Um einen Tanz so zu definieren, dass er dem Urheberschutz unterliegt, ist eine objektive Methode erforderlich, um eine Choreografie so zu fixieren, dass sie identifizierbar ist. Die Richtlinien des Urheberrechtssamts in Washington D.C. lauten wie folgt: „Für die Choreografie kann das Werk in einem Film oder einem Video, mit einem Recorder aufgezeichnet oder in einem Text oder Tanznotationssystem wie etwa Labanotation, Sutton Movement Shorthand oder Benesh-Notation präzise beschrieben sein“. Die hier aufgelisteten Notationssysteme kommen dem Begriff von Software als geistigem Eigentum sehr nahe. Im Unterschied zu Audio-Video-Aufnahmegeräten bestehen Tanznotationssysteme aus einem flexiblen Register mit einzelnen Symbolen, die zu immer größeren Informationseinheiten neu kombiniert werden können, die sich auf bestimmte Bewegungen im Zeitablauf beziehen. Die einfachste Informationseinheit der Labanotation ist (wie in der Musik) ein Liniensystem. Auf diesen Linien kann man die Symbole kombinieren, die benötigt werden, um die Richtung, den Körperteil, die Position und den Zeitraum anzuzeigen. Mit der syntaktischen kombinatorischen Intelligenz dieser relativ einfachen Symbolsprache können komplexe Bewegungsinformationen dargestellt werden.
Diese Funktionsbeschreibung der Tanznotation weist Ähnlichkeit mit jener des Softwarecodes auf. Das Tanznotationssystem unterscheidet sich jedoch insofern vom Programmcode, als die Tanznotation bei der Produktion von Tänzen nicht als ein generatives Instrument verwendet wird, während der Softwarecode seinem Wesen nach inhärent generativ ist; er produziert Wirkung. Notationssysteme wurden mit der Absicht geschaffen, Choreografien zu bewahren und wieder zur Aufführung bringen zu können, nicht sie zu erzeugen. Choreografen erfinden einen Tanz nicht, indem sie diesen vorab in den Symbolen der Tanznotation niederschreiben. Doch in den Begriffen des geistigen Eigentums ist die Notation Teil des Systems, das den Besitz von Choreografien definiert; und darin ist sie dem Softwarecode wiederum ähnlich.

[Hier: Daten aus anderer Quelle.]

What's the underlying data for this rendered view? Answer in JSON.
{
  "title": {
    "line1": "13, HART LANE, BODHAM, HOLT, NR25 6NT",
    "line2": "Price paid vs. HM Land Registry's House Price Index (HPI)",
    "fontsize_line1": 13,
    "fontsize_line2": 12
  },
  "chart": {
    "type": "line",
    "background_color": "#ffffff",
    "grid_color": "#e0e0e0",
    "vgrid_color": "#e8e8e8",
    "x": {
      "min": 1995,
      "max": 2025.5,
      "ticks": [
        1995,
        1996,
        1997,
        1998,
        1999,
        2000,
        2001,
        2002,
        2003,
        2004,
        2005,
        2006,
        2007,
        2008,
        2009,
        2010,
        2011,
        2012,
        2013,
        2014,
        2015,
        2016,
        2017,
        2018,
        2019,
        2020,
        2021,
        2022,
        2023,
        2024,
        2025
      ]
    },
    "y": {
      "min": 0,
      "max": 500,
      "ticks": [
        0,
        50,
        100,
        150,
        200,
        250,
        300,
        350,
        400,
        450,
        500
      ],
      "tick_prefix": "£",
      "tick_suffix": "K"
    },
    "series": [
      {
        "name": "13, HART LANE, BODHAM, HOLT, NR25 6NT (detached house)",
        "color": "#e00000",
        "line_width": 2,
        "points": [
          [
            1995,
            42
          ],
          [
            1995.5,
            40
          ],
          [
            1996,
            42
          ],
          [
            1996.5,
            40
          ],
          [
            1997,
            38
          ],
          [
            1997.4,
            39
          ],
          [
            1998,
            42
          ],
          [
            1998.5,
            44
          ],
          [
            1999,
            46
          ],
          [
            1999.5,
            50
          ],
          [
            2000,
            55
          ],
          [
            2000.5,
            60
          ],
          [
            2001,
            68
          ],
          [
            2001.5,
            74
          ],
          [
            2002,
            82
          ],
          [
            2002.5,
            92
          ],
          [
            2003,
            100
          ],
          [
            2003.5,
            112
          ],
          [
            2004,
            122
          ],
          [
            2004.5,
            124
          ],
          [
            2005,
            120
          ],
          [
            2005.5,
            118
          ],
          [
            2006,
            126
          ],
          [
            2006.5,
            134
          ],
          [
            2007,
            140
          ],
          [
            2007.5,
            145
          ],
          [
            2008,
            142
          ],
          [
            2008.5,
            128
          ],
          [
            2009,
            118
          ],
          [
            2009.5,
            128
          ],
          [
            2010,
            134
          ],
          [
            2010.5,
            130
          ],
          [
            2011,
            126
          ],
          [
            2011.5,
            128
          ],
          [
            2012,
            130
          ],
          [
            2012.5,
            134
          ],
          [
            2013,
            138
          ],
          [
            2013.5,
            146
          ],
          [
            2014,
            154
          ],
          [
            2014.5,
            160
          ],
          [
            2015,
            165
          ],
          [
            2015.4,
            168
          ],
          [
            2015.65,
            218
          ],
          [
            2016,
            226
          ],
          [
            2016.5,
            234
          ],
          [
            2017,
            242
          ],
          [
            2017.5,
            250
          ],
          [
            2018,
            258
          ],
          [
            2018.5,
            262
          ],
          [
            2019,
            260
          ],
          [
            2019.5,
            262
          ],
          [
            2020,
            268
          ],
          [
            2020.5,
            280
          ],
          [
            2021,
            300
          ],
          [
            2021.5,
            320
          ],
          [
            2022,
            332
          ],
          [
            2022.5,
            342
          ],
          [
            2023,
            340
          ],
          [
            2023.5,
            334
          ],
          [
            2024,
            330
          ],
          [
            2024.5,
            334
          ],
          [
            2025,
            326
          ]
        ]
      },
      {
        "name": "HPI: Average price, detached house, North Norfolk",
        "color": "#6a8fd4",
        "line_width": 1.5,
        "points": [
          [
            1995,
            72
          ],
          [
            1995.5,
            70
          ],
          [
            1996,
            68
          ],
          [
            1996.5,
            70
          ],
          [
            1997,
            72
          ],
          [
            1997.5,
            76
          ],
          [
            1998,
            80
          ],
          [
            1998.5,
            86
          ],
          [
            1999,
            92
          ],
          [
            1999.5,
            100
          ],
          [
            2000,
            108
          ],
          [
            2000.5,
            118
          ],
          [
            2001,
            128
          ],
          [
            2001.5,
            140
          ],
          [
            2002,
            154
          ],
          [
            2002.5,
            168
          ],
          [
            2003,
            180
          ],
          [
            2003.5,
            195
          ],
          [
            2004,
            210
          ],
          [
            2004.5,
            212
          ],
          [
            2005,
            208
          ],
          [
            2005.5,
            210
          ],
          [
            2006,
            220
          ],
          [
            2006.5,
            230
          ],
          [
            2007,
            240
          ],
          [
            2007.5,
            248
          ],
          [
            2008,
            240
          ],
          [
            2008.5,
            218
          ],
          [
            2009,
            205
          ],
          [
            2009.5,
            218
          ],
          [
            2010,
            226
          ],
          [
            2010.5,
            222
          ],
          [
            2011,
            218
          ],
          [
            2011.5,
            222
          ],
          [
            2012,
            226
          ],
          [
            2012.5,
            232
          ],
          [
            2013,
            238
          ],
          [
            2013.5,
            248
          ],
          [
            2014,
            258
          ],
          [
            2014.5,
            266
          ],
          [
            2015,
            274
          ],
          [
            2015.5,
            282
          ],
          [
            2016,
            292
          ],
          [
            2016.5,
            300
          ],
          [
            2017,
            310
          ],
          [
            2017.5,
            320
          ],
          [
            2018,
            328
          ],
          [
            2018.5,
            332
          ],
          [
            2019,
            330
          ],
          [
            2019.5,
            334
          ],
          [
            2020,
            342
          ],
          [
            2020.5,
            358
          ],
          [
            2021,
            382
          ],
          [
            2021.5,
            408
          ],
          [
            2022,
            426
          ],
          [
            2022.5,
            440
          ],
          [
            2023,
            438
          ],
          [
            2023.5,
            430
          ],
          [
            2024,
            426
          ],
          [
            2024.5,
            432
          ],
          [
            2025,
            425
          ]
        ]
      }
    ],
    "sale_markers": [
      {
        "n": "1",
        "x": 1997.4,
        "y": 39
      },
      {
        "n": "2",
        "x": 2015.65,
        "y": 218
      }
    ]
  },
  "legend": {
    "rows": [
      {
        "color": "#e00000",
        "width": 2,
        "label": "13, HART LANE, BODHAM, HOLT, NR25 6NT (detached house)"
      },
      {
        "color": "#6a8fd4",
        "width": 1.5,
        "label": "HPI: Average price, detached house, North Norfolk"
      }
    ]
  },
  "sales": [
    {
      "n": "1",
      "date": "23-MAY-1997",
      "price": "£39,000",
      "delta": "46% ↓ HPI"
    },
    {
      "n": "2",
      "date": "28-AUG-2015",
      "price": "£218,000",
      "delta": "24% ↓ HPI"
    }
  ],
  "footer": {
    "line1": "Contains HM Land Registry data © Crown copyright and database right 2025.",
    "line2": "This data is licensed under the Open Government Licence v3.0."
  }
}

Eine kurze Zusammenfassung des Kapitels: Die Art und Weise, wie Informationen über die Produktion von Tänzen aus einer Vielzahl individueller Quellen kollektiv gesammelt werden, ist nicht zu vergleichen mit der kollektiven Kreativität, die bei der Erzeugung von Open-Source-Software praktiziert wird. Tänze werden letztlich zu Produkten individueller Autorschaft und können als solche durch neuere Copyright-Adaptationen geschützt werden. Obwohl einige Choreografen in ihren Tanzproduktionen mit auf Regeln basierenden Systemen arbeiten, können diese Algorithmen kaum als geistiges Eigentum betrachtet werden. Damit ein Copyright zum Schutz eines Tanzes zur Anwendung kommen kann, muss die Choreografie dieses Tanzes in Form einer Audio- und/oder Videoaufnahme oder in irgendeiner Form von schriftlicher Tanznotation festgehalten werden. Tanznotationssysteme haben ihrem Wesen nach eine größere Ähnlichkeit mit Software als andere Charakteristika des Tanzes – sie werden aber in erster Linie verwendet, um Choreografien aufzuzeichnen, nicht um sie zu schaffen.Choreografie und Open Source Während gewisse Choreografen bei ihren Tanzproduktionen mit Systemen gearbeitet haben, die auf einem Regelwerk basierten, verwenden andere gleichsam „Kopien“ eines Tanzes, um die philosophischen Implikationen geistigen Eigentums in Bezug auf den Tanz zu erforschen. Das Stück The Last Performance aus dem Jahr 1998 des in Europa für seine provokanten konzeptuellen Tanzproduktionen bekannten französischen Choreografen Jérôme Bel besteht aus kurzen Sequenzen oder „Zitaten“ von Tänzen anderer Choreografen, die ihn auf die eine oder andere Weise beeinflusst hatten. (9) Er erhielt die Genehmigung, Teile dieses Materials zu verwenden, bekam aber auch Ablehnungsbriefe, die Zitate des Urheberrechtsgesetzes enthielten. Diese wurden bei den ersten Aufführungen des Stücks „The Last Performance“ laut vorgelesen.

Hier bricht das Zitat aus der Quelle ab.